Synthesis, antiproliferative activity, molecular docking studies of hydrazone functionalised thioparabanic acid and rhodanine analogues

Abstract

Twenty new samples of hydrazone functionalized thioparabanic acid and rhodanine analogues were prepared by reacting a mixture of acyl methylene substituted rhodanine and hydantoin compounds with hydrazine and acyl hydrazine derivatives in good yields (53–89%). The cytotoxic effect of newly synthesized compounds 3a–g, 4a–m was evaluated on the human colon cancer cell line (DLD-1) and human liver cancer cell line (HepG2) by comparison with cisplatin as a positive control drug.
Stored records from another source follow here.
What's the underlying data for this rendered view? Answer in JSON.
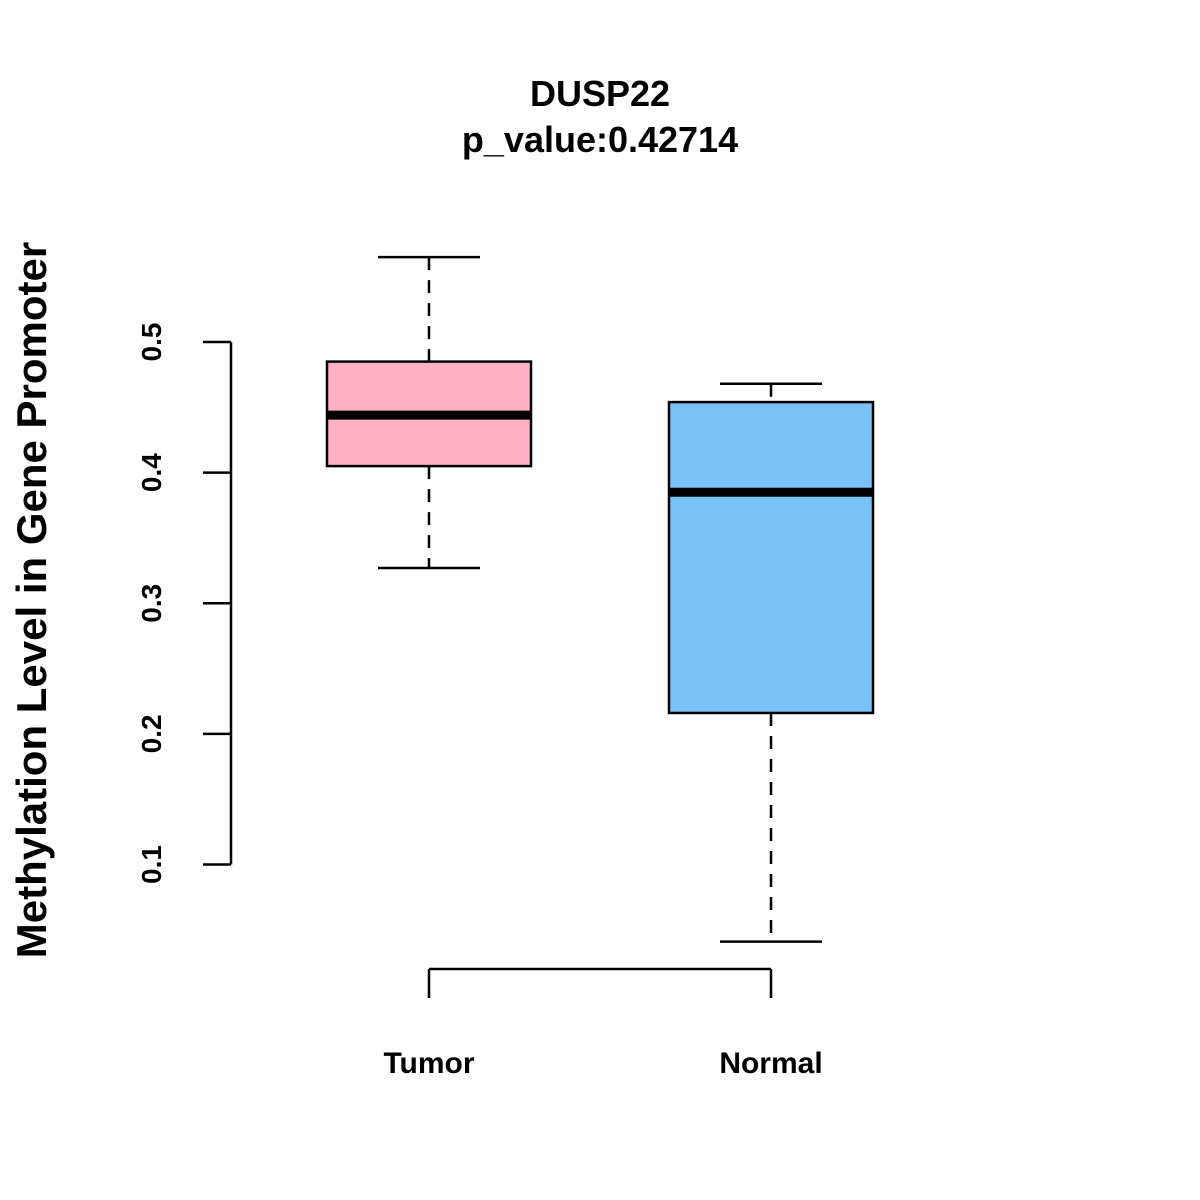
{
  "chart_data": {
    "type": "box",
    "title": "DUSP22",
    "subtitle": "p_value:0.42714",
    "xlabel": "",
    "ylabel": "Methylation Level in Gene Promoter",
    "ylim": [
      0.1,
      0.5
    ],
    "yticks": [
      "0.1",
      "0.2",
      "0.3",
      "0.4",
      "0.5"
    ],
    "categories": [
      "Tumor",
      "Normal"
    ],
    "series": [
      {
        "name": "Tumor",
        "color": "#FFB1C3",
        "whisker_low": 0.327,
        "q1": 0.405,
        "median": 0.444,
        "q3": 0.485,
        "whisker_high": 0.565
      },
      {
        "name": "Normal",
        "color": "#79C2F8",
        "whisker_low": 0.041,
        "q1": 0.216,
        "median": 0.385,
        "q3": 0.454,
        "whisker_high": 0.468
      }
    ]
  }
}
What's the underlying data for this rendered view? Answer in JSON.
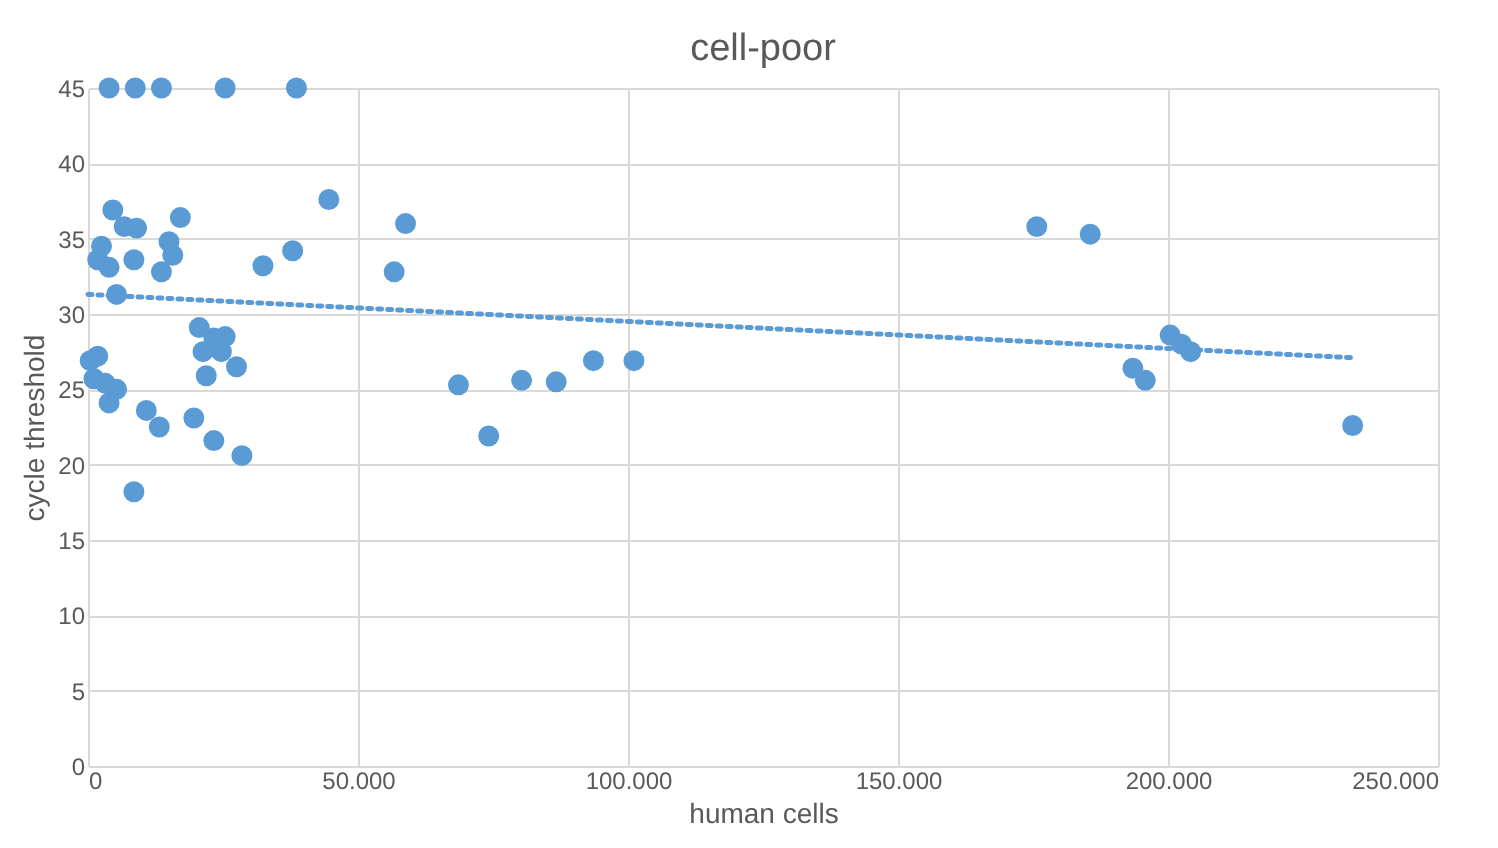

Two of the molecules (3f [2-hydroxy-N'-((Z)-1-(5-oxo-2-thioxoimidazolidin-4-ylidene)propan-2-ylidene)benzohydrazide], 3g [(5Z)-5-(2-(2-(3,4-dimethylphenyl)hydrazono)propylidene)-2-thioxoimidazolidin-4-one]) showed significant inhibition on cancer cells. Particularly, one of the molecules (3f) was found to be more effective than cisplatine with IC₅₀ values of 4.71 µM and 2.79 µM for DLD-1, HepG2, respectively. Selectivity of the most active five compounds was screened against a healthy human cell line (Wl-38). Compounds 3g and 4l, which are, respectively, thioparabanic acid and rhodanine derivatives, demonstrated good selectivity, and it was observed that the toxic effect of these compounds was more on colon and liver cancer cells than on normal lung cells. The molecular docking evaluations for active 3f and 3g molecules on the liver and colon cancer were conducted to support the obtained experimental results with the in silico AutoDock Vina program and the results were shown to support each other.

Graphical Abstract

Keywords:

• Antiproliferative activity
• molecular docking
• thioparabanic acids
• rhodanine analogues
• hydrazone

Acknowledgment

Author would like to thank Prof. Dr. Fatih Ucun for his helpful contribution and Gaussian Calculations.

Author’s contributions

ŞHÜ, ÜÇ, and İEK performed the chemistry experiment and molecular characterizations. SA performed the biological activity experiments. YS performed molecular docking study. All authors discussed the results and commented on the manuscript.

Conflicts of interest

There are no conflicts of interest to declare.

Additional information

Funding

This study was supported by the Science and Technology Practice & Research Center of Yozgat Bozok University, Turkey (Project No: 2015FBE/T198). SA would like to thank Suleyman Demirel University Research Fund for financial support with project number TSG-2021-8458.